Hi everyone. I have a problem related to the sync of multiple offline runs: when syncing older runs are always overwritten with the latest run. The yellow and pink runs are represented only by the second run, while the first ones (from epoch 0 to nearly 100) have disappeared. Syncing only the first run makes the latter disappear. Runs were synced with the command

wandb sync --sync-all "wandb"

The blue run was an example of a complete online run on a different platform but with the same code.

Does someone know how to fix this?

Hi @lorenzo_b, are these runs using the same run_id? If two runs have the same run_id then the second one will overwrite the first when it gets synced.

One option is to specify a new run_id with wandb sync <run_folder> --id <new_run_id>. This won’t work with --sync-all but you can write a quick for loop to iterate over each run folder and sync the runs individually.

Let me know if this helps!
-Nate

@lorenzo_b I just want to follow up and see if you have had a chance to look into this any more and if the above solution was helpful?

Thank you,
Nate

Hi @nathank and thank you for your answer. So it’s not possible to resume offline runs and you are forced to create a new run to continue training?

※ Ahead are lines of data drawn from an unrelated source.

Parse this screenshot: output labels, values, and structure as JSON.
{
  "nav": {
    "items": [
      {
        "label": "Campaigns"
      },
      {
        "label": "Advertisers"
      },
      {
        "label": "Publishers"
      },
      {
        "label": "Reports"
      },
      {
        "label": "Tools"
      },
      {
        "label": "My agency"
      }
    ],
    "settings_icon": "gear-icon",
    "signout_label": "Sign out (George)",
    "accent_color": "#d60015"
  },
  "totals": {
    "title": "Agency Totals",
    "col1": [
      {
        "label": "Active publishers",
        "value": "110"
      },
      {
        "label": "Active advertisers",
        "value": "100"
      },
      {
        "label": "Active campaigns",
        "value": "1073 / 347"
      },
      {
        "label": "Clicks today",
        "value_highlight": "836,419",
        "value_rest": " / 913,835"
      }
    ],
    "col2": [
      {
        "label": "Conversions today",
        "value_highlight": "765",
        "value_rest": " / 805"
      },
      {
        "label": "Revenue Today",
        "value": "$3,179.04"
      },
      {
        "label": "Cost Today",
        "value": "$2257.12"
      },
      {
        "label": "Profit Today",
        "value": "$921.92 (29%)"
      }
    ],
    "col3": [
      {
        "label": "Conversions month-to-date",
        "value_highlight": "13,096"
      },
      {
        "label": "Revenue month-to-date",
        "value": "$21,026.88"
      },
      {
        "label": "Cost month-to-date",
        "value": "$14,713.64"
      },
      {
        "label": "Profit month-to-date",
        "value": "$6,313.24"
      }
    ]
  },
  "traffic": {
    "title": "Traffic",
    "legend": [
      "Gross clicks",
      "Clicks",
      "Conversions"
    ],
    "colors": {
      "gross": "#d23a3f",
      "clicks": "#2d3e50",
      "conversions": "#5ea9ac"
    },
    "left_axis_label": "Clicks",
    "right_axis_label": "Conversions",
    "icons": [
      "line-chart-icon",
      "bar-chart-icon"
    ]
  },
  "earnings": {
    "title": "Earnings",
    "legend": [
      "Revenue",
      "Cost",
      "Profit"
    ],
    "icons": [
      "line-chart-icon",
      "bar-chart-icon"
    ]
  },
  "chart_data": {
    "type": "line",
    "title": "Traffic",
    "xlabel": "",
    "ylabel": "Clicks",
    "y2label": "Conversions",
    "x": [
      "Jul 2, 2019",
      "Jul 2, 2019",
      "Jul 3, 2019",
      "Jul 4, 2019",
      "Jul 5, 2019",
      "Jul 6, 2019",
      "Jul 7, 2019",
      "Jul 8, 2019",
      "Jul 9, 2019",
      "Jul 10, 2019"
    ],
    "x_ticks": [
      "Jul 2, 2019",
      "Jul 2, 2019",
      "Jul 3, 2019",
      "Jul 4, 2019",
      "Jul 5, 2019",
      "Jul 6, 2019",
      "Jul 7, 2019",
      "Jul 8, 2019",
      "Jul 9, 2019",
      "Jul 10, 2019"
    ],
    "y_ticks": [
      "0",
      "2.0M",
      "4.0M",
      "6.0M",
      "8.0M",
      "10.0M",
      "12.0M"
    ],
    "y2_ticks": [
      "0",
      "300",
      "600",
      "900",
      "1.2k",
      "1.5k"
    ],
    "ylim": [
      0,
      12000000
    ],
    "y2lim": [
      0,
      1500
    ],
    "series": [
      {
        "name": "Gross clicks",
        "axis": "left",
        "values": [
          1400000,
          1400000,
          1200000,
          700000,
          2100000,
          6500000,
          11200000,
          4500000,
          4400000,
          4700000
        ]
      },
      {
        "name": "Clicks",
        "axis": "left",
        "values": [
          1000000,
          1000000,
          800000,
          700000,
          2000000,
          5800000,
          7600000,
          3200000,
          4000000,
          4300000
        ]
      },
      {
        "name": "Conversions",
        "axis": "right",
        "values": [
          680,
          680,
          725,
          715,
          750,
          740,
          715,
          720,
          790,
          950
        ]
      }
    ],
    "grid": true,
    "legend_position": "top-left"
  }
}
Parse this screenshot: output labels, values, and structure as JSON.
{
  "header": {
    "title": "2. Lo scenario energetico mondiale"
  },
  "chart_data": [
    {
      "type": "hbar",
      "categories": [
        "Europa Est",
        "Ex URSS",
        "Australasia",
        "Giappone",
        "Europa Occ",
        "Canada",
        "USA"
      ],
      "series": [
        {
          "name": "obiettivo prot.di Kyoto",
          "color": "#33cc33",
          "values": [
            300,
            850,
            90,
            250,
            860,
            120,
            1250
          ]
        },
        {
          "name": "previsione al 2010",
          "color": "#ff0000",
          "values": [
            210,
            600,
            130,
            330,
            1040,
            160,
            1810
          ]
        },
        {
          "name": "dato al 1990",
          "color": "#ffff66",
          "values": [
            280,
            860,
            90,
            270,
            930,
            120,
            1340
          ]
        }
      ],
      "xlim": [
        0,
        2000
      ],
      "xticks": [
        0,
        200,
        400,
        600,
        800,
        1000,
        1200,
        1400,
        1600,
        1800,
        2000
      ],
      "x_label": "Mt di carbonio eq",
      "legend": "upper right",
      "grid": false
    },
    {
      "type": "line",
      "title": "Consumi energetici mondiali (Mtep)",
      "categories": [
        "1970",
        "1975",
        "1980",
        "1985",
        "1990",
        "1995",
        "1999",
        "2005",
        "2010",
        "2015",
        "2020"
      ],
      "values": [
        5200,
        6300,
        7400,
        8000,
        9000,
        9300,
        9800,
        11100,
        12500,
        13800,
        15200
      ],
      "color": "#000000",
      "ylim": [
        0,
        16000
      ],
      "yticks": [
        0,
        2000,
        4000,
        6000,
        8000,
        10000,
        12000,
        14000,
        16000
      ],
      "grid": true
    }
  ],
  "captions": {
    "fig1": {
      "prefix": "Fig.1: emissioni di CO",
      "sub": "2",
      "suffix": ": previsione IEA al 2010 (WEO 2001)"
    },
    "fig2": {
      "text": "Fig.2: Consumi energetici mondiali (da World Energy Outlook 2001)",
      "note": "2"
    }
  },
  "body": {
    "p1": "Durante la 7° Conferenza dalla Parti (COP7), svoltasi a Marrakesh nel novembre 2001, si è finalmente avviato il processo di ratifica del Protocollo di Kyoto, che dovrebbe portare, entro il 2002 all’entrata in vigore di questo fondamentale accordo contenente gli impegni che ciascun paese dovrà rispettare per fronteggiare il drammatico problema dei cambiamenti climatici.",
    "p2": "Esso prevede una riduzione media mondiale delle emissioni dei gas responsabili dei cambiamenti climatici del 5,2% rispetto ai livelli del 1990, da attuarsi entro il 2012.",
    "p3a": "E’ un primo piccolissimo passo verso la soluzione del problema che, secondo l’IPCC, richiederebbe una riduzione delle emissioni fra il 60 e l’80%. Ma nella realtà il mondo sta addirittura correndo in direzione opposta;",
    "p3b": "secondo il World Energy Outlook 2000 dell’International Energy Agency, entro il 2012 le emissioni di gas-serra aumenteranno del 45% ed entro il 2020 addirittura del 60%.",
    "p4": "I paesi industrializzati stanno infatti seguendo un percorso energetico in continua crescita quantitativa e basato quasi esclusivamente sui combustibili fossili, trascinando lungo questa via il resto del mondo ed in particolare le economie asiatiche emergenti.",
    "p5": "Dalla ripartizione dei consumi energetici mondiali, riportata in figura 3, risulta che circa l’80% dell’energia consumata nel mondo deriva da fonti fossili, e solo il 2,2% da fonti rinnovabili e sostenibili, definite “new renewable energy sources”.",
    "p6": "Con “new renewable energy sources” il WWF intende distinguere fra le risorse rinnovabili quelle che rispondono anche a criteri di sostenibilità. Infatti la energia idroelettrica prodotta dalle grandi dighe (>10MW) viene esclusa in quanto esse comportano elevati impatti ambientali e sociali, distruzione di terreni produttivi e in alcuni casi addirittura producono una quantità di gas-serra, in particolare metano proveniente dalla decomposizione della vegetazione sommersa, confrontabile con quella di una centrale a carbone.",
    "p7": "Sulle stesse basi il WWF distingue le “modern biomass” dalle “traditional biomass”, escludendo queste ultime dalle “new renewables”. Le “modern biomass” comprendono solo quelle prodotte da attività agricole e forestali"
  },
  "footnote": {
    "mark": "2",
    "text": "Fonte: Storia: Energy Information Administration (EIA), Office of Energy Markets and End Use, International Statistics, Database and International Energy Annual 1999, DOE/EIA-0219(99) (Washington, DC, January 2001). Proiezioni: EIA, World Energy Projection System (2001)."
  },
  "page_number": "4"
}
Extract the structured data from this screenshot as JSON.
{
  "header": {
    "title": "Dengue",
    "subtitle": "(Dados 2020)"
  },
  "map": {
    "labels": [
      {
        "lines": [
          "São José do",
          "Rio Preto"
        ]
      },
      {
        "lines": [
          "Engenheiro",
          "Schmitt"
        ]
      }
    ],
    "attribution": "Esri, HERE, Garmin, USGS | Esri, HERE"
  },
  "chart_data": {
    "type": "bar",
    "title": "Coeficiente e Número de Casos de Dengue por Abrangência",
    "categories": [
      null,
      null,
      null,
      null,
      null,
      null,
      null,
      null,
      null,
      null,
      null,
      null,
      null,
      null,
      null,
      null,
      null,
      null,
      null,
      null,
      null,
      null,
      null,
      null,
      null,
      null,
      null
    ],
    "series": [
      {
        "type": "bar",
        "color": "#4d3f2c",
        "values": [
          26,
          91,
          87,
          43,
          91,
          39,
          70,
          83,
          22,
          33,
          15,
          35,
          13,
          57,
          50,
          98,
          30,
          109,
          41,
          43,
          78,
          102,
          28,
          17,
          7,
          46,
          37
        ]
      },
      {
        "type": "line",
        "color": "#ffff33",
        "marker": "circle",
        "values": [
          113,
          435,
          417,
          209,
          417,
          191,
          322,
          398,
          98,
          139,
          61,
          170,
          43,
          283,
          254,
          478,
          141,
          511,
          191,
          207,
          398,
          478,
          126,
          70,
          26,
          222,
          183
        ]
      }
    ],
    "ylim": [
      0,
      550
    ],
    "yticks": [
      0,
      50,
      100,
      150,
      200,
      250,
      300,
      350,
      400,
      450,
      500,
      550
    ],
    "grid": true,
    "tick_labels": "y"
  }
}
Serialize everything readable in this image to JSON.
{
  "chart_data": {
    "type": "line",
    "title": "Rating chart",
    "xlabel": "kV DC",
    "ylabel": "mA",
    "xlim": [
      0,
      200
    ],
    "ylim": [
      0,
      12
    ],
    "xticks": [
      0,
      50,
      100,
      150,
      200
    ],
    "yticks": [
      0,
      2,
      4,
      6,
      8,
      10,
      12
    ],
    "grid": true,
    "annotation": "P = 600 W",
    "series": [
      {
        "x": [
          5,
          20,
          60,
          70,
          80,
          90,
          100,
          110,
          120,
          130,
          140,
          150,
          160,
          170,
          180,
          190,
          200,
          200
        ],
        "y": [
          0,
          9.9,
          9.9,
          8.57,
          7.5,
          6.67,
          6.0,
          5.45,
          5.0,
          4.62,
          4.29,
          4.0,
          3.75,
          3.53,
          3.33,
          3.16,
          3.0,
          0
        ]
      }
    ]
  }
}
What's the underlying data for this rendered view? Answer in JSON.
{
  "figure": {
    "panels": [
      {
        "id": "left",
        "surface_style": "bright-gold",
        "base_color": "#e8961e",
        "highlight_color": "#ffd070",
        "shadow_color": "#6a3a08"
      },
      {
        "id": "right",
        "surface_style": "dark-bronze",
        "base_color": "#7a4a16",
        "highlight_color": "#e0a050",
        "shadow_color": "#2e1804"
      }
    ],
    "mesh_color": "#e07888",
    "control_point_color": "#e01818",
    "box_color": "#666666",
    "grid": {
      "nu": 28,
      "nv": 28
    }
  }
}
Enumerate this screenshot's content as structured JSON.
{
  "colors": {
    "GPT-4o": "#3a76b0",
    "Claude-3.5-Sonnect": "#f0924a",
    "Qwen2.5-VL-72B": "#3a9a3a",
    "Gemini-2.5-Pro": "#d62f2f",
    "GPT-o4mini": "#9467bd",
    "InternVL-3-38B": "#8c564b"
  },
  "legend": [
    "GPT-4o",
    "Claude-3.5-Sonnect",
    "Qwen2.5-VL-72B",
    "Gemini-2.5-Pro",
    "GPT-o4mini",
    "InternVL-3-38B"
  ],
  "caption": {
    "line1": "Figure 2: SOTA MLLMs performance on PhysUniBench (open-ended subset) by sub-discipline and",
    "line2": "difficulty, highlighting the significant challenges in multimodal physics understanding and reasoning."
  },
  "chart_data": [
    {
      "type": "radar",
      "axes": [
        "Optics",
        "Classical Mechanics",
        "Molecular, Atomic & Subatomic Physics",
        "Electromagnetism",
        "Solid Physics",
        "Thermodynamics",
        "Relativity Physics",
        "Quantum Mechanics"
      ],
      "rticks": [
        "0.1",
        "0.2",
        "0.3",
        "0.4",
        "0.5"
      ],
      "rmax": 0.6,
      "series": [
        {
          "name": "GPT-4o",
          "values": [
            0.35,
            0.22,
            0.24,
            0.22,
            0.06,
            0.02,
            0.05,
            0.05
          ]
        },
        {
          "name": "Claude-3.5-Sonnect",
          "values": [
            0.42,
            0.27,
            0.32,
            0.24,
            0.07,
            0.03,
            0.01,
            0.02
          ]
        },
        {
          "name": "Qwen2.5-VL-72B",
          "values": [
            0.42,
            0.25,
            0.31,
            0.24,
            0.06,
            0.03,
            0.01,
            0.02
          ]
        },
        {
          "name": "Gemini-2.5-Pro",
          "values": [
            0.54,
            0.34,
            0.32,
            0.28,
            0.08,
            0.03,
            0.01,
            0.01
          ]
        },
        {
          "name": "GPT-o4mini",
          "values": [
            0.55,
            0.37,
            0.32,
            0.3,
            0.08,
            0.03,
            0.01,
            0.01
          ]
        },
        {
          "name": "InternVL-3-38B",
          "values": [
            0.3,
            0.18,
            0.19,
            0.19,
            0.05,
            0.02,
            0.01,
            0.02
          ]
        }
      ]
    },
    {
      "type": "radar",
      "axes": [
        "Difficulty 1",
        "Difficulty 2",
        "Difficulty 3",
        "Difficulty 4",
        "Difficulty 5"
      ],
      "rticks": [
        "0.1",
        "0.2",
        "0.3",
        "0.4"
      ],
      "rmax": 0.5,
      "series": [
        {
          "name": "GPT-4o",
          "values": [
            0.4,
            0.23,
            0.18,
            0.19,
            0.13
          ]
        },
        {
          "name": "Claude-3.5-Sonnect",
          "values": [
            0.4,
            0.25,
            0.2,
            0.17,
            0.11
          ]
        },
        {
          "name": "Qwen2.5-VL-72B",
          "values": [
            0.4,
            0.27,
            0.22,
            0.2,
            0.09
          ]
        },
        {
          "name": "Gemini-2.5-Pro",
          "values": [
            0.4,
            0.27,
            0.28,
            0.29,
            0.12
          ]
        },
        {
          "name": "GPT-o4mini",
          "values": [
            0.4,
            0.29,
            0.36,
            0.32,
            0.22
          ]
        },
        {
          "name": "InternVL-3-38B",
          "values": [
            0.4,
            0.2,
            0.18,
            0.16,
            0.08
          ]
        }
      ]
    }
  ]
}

@lorenzo_b is the original run offline and the resume online? Or are both offline?

When resuming, wandb must be in “online” mode. So for instance wandb.init(mode="offline", resume="must", id=<some_run_id>) will print this warning and it will start a new run: wandb: WARNING resume will be ignored since W&B syncing is set to offline. Starting a new run with run id

Thanks for the perfect explanation! The error I made was trying resuming offline runs

Happy to help! Let us know if you have any other questions.